I have a data frame like the below:
+---------+----------+--------+-----+------+------+----------------------------------------------------------------------------------------------------+
|firstname|middlename|lastname|id |gender|salary|meta |
+---------+----------+--------+-----+------+------+----------------------------------------------------------------------------------------------------+
|James | |Smith |36636|M |3000 |{"firstname":"James","middlename":"","lastname":"Smith","id":"36636","gender":"M","salary":3000} |
|Michael |Rose | |40288|M |4000 |{"firstname":"Michael","middlename":"Rose","lastname":"","id":"40288","gender":"M","salary":4000} |
|Robert | |Williams|42114|M |4000 |{"firstname":"Robert","middlename":"","lastname":"Williams","id":"42114","gender":"M","salary":4000}|
|Maria |Anne |Jones |39192|F |4000 |{"firstname":"Maria","middlename":"Anne","lastname":"Jones","id":"39192","gender":"F","salary":4000}|
|Jen |Mary |Brown | |F |-1 |{"firstname":"Jen","middlename":"Mary","lastname":"Brown","id":"","gender":"F","salary":-1} |
+---------+----------+--------+-----+------+------+----------------------------------------------------------------------------------------------------+
Now, there is a UDF for which I need to iterate over the meta column and pass each row to that UDF. However, I am only able to pass the first row.
Below is the code:
def parse_and_post(col):
for i in col.collect():
print(i)
result = json.loads(i)
print(result["firstname"])
#Below is a sample check
if result["firstname"] == "James":
return 200
else:
return -1
#Actual check is as follows
#Format the record in the form of list
#get token
#response = send the record to the API
#return the response
new_df_status = new_df.withColumn("status_of_each_record", lit(parse_and_post(new_df.rdd.map(lambda x: x["meta"]))))

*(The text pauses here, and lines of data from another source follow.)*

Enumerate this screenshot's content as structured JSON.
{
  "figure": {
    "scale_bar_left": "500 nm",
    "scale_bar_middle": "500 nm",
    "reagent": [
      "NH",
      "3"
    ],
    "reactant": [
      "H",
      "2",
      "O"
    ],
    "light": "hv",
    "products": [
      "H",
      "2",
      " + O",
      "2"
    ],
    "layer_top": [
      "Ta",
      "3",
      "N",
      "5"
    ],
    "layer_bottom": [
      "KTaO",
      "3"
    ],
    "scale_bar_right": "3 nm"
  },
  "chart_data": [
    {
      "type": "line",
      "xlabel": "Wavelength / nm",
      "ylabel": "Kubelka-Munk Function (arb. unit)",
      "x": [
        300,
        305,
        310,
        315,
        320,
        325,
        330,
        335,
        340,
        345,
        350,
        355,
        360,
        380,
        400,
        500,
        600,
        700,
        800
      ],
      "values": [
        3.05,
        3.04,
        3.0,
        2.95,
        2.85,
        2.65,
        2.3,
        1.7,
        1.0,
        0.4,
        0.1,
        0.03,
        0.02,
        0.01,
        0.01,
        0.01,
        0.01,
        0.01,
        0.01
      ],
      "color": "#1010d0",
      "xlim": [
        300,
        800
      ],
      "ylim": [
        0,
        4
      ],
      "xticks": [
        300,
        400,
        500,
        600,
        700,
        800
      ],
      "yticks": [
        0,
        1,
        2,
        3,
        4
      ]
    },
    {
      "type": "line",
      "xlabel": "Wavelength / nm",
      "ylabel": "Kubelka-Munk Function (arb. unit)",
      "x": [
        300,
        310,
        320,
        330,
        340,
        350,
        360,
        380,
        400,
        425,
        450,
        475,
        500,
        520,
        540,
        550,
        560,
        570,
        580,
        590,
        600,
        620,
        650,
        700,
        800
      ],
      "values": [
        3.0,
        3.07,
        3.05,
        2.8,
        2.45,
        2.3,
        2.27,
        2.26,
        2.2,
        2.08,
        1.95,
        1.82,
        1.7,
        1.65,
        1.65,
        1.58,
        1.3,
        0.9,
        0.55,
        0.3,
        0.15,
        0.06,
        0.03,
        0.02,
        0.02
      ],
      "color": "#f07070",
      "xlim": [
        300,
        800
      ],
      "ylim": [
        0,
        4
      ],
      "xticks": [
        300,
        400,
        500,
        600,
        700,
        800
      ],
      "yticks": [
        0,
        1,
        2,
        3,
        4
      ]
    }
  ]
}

When I execute this code I get the output as below. However, status for only first record should be 200 and rest should be -1:
{"firstname":"James","middlename":"","lastname":"Smith","id":"36636","gender":"M","salary":3000}
James
+---------+----------+--------+-----+------+------+----------------------------------------------------------------------------------------------------+---------------------+
|firstname|middlename|lastname|id |gender|salary|meta |status_of_each_record|
+---------+----------+--------+-----+------+------+----------------------------------------------------------------------------------------------------+---------------------+
|James | |Smith |36636|M |3000 |{"firstname":"James","middlename":"","lastname":"Smith","id":"36636","gender":"M","salary":3000} |200 |
|Michael |Rose | |40288|M |4000 |{"firstname":"Michael","middlename":"Rose","lastname":"","id":"40288","gender":"M","salary":4000} |200 |
|Robert | |Williams|42114|M |4000 |{"firstname":"Robert","middlename":"","lastname":"Williams","id":"42114","gender":"M","salary":4000}|200 |
|Maria |Anne |Jones |39192|F |4000 |{"firstname":"Maria","middlename":"Anne","lastname":"Jones","id":"39192","gender":"F","salary":4000}|200 |
|Jen |Mary |Brown | |F |-1 |{"firstname":"Jen","middlename":"Mary","lastname":"Brown","id":"","gender":"F","salary":-1} |200 |
+---------+----------+--------+-----+------+------+----------------------------------------------------------------------------------------------------+---------------------+
How to iterate over each row of column meta. What exactly am I doing wrong here?